The New Jersey Department of Education will decide whether the Red Bank Charter School can operate for five more years. (redbankgreen photo by John T. Ward. Click to enlarge.)


hot topic red bank njAfter nearly three hours of passionate and divided public input, the Red Bank council unanimously supported a resolution calling for a non-renewal of the Red Bank Charter School Tuesday night.

A screenshot of council’s Zoom session Tuesday night. (Click to enlarge.)

With echoes of positions that divided the town five years ago, some 44 parents, recent students, board members and administrators from both the charter and district schools weighed in during the virtual meeting.

At issue was a resolution supporting the borough school district board of ed, which in August approved its own resolution in its opposition to the charter renewal while calling for a unification of the two systems.

It is “clearly time to review the viability and purpose of supporting two public schools” in a two-square-mile town with fewer than 1,500 K-8 students, the council resolution read.

At meeting’s end, all six council members – Michael Ballard, Kathy Horgan, Kate Triggiano, Hazim Yassin, Erik Yngstrom and Ed Zipprich – voted to send the resolution to the New Jersey Department of Education, which will decide on the 200-student charter school’s request. A decision is expected early in 2022.

Mayor Pasquale Menna said he had received a volume of letters and emails unprecedented in his 31 years as a a council member and mayor.

Leading up to the vote, some two dozen speakers opposed the resolution, arguing in favor of school choice, demographic diversity within its walls and a small-school environment.

About 20 proponents invoked “segregation,” $2 million in duplicative costs, two decades of improvement in district outcomes, and disparities in services that put the district’s 1,400 students at a disadvantage.

Here are some comments:

Matthew Taetsch, Hudson Avenue: “It’s a resolution in support of just displacing 200 children for no good reason,” based on “one individual’s opinion” and “zero statistical fact.”

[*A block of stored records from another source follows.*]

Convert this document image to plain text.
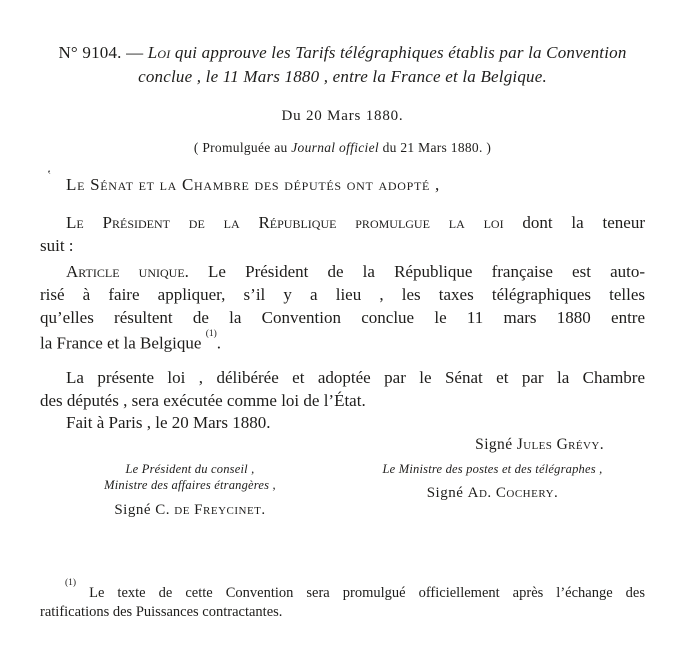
‛
N° 9104. — Loi qui approuve les Tarifs télégraphiques établis par la Convention
conclue , le 11 Mars 1880 , entre la France et la Belgique.

Du 20 Mars 1880.

( Promulguée au Journal officiel du 21 Mars 1880. )

Le Sénat et la Chambre des députés ont adopté ,

Le Président de la République promulgue la loi dont la teneur
suit :

Article unique. Le Président de la République française est auto-
risé à faire appliquer, s’il y a lieu , les taxes télégraphiques telles
qu’elles résultent de la Convention conclue le 11 mars 1880 entre
la France et la Belgique $^{(1)}$.

La présente loi , délibérée et adoptée par le Sénat et par la Chambre
des députés , sera exécutée comme loi de l’État.

Fait à Paris , le 20 Mars 1880.

Signé Jules Grévy.

Le Président du conseil ,
Ministre des affaires étrangères ,
Signé C. de Freycinet.
Le Ministre des postes et des télégraphes ,
Signé Ad. Cochery.

$^{(1)}$ Le texte de cette Convention sera promulgué officiellement après l’échange des
ratifications des Puissances contractantes.
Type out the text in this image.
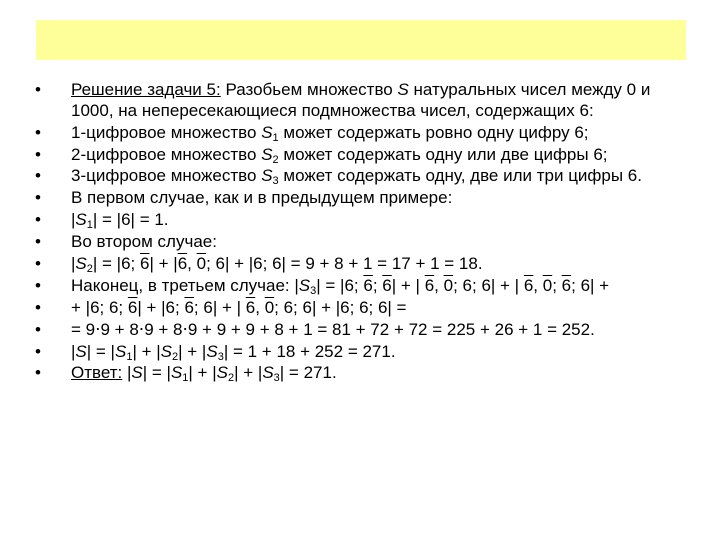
• Решение задачи 5: Разобьем множество S натуральных чисел между 0 и 1000, на непересекающиеся подмножества чисел, содержащих 6:
• 1-цифровое множество $S_1$ может содержать ровно одну цифру 6;
• 2-цифровое множество $S_2$ может содержать одну или две цифры 6;
• 3-цифровое множество $S_3$ может содержать одну, две или три цифры 6.
• В первом случае, как и в предыдущем примере:
• $|S_1| = |6| = 1$.
• Во втором случае:
• $|S_2| = |6$; 6| + |6, 0; 6| + |6; 6| = 9 + 8 + 1 = 17 + 1 = 18.
• Наконец, в третьем случае: $|S_3| = |6$; 6; 6| + | 6, 0; 6; 6| + | 6, 0; 6; 6| +
• + |6; 6; 6| + |6; 6; 6| + | 6, 0; 6; 6| + |6; 6; 6| =
• = 9⋅9 + 8⋅9 + 8⋅9 + 9 + 9 + 8 + 1 = 81 + 72 + 72 = 225 + 26 + 1 = 252.
• $|S| = |S_1| + |S_2| + |S_3| = 1 + 18 + 252 = 271$.
• Ответ: $|S| = |S_1| + |S_2| + |S_3| = 271$.
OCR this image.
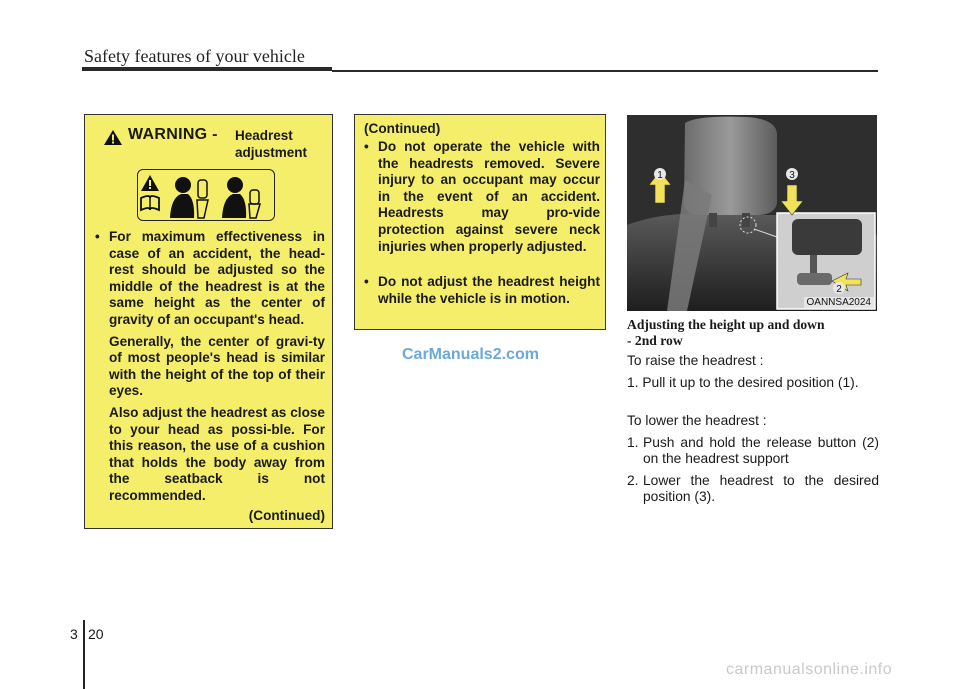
Safety features of your vehicle
WARNING - Headrest
adjustment
• For maximum effectiveness in case of an accident, the head-rest should be adjusted so the middle of the headrest is at the same height as the center of gravity of an occupant's head.
Generally, the center of gravi-ty of most people's head is similar with the height of the top of their eyes.
Also adjust the headrest as close to your head as possi-ble. For this reason, the use of a cushion that holds the body away from the seatback is not recommended.
(Continued)
(Continued)
• Do not operate the vehicle with the headrests removed. Severe injury to an occupant may occur in the event of an accident. Headrests may pro-vide protection against severe neck injuries when properly adjusted.
• Do not adjust the headrest height while the vehicle is in motion.
1	3
2
OANNSA2024
Adjusting the height up and down
- 2nd row
To raise the headrest :
1. Pull it up to the desired position (1).
To lower the headrest :
1. Push and hold the release button (2) on the headrest support
2. Lower the headrest to the desired position (3).
CarManuals2.com
3 20
carmanualsonline.info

Fred Stone, McLaren Street, district BOE president: “American law has a tendency to bake in disadvantages… 23 years experience tells us we can’t change the demographic imbalance” between the two systems.

Jessica Naulty, pastor at the United Methodist Church: The charter school is “redundant.”

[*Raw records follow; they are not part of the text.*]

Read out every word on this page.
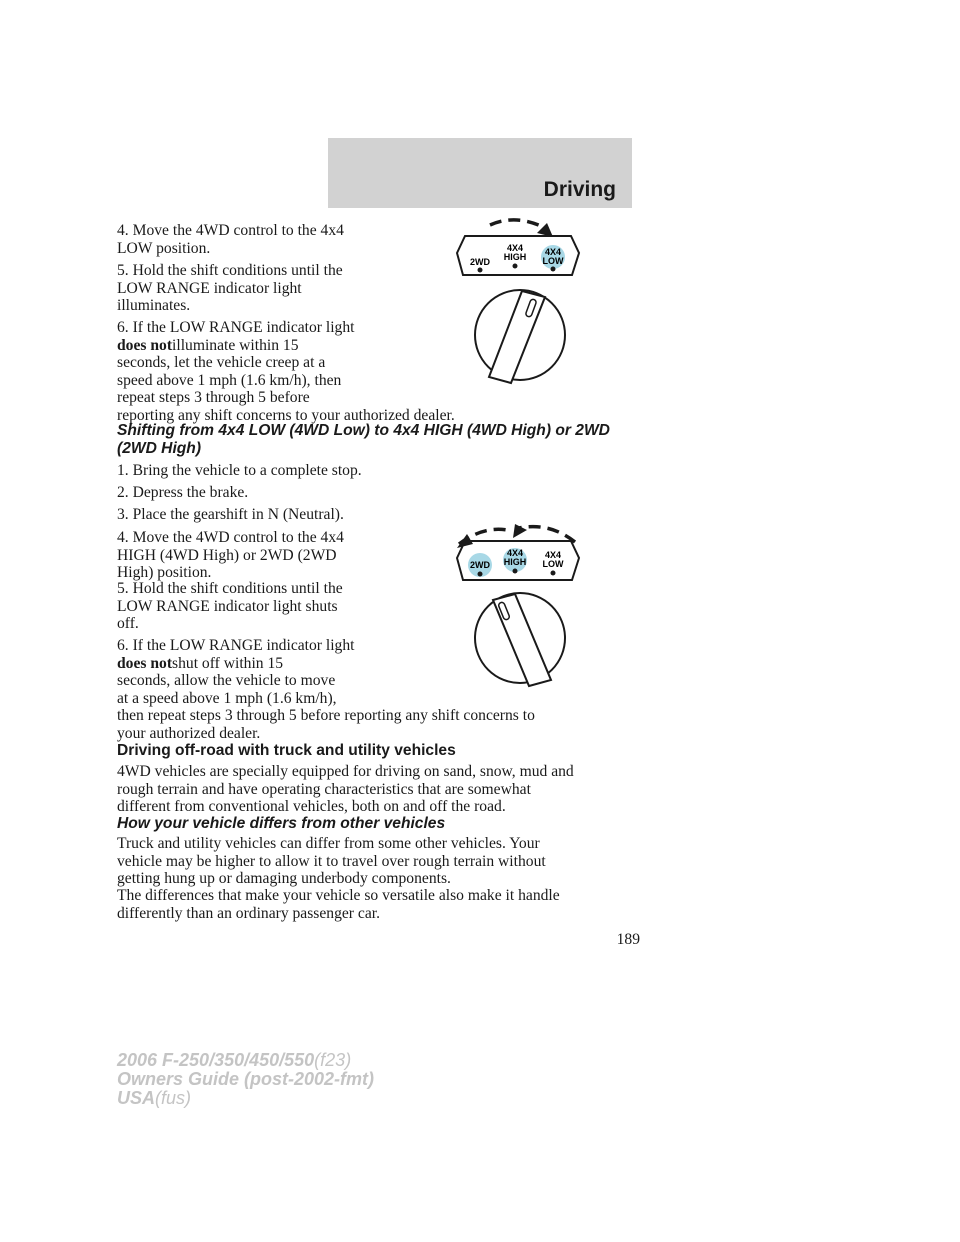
Driving

4. Move the 4WD control to the 4x4
LOW position.

5. Hold the shift conditions until the
LOW RANGE indicator light
illuminates.

6. If the LOW RANGE indicator light
does notilluminate within 15
seconds, let the vehicle creep at a
speed above 1 mph (1.6 km/h), then
repeat steps 3 through 5 before
reporting any shift concerns to your authorized dealer.

2WD
4X4
HIGH 4X4
LOW

Shifting from 4x4 LOW (4WD Low) to 4x4 HIGH (4WD High) or 2WD
(2WD High)

1. Bring the vehicle to a complete stop.

2. Depress the brake.

3. Place the gearshift in N (Neutral).

4. Move the 4WD control to the 4x4
HIGH (4WD High) or 2WD (2WD
High) position.

5. Hold the shift conditions until the
LOW RANGE indicator light shuts
off.

6. If the LOW RANGE indicator light
does notshut off within 15
seconds, allow the vehicle to move
at a speed above 1 mph (1.6 km/h),
then repeat steps 3 through 5 before reporting any shift concerns to
your authorized dealer.

2WD
4X4
HIGH
4X4
LOW

Driving off-road with truck and utility vehicles

4WD vehicles are specially equipped for driving on sand, snow, mud and
rough terrain and have operating characteristics that are somewhat
different from conventional vehicles, both on and off the road.

How your vehicle differs from other vehicles

Truck and utility vehicles can differ from some other vehicles. Your
vehicle may be higher to allow it to travel over rough terrain without
getting hung up or damaging underbody components.

The differences that make your vehicle so versatile also make it handle
differently than an ordinary passenger car.

189
2006 F-250/350/450/550(f23)
Owners Guide (post-2002-fmt)
USA(fus)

Stephen Ansel, Branch Avenue: “The burning question for me is why the board of ed wants to close down a good school… shouldn’t even consider disrupting lives of 200 kids… I’m not sure why we can’t manage to co-exist.”

Lisa McLaughlin, Spring Street: “Educational apartheid.”

Kate Okeson, Chapin Avenue: “Do we want to perpetuate separate but equal? …inequitable and indefensible system.”

Ann Kelterborn, Herbert Street: The district now has “pedagogical superstars.”

Gilda Rogers, River Street: “It’s always been a separation of the races… it’s been a ‘haven.’ To me. That was the elephant in the room, then and now.”

Marybeth Maida, Branch Avenue: “Really unfair to burden taxpayers.”

Janet Jones, former BOE president, pastor at Shrewsbury AME Zion Church: “I’ve seen the Red Bank school system move from the bottom to the top… We had to struggle with cuts to funding. There was no cut in funding to the charter school.”

Laura Young, Highland Avenue: “I support school choice. If you take away our school, you take away our choice.”

Johanna Lopez, Shrewsbury Avenue, charter school graduate, junior at Red Bank Regional: “The charter school taught me to value me my identity.”

Jessica Ramirez, Leighton Avenue: “Yeah, you have a choice. If you don’t like our district schools, go pay for a private school.”

William Gerrity, Branch Avenue: His son switched son over to charter school in 7th grade, and “it’s not that hard to get in.”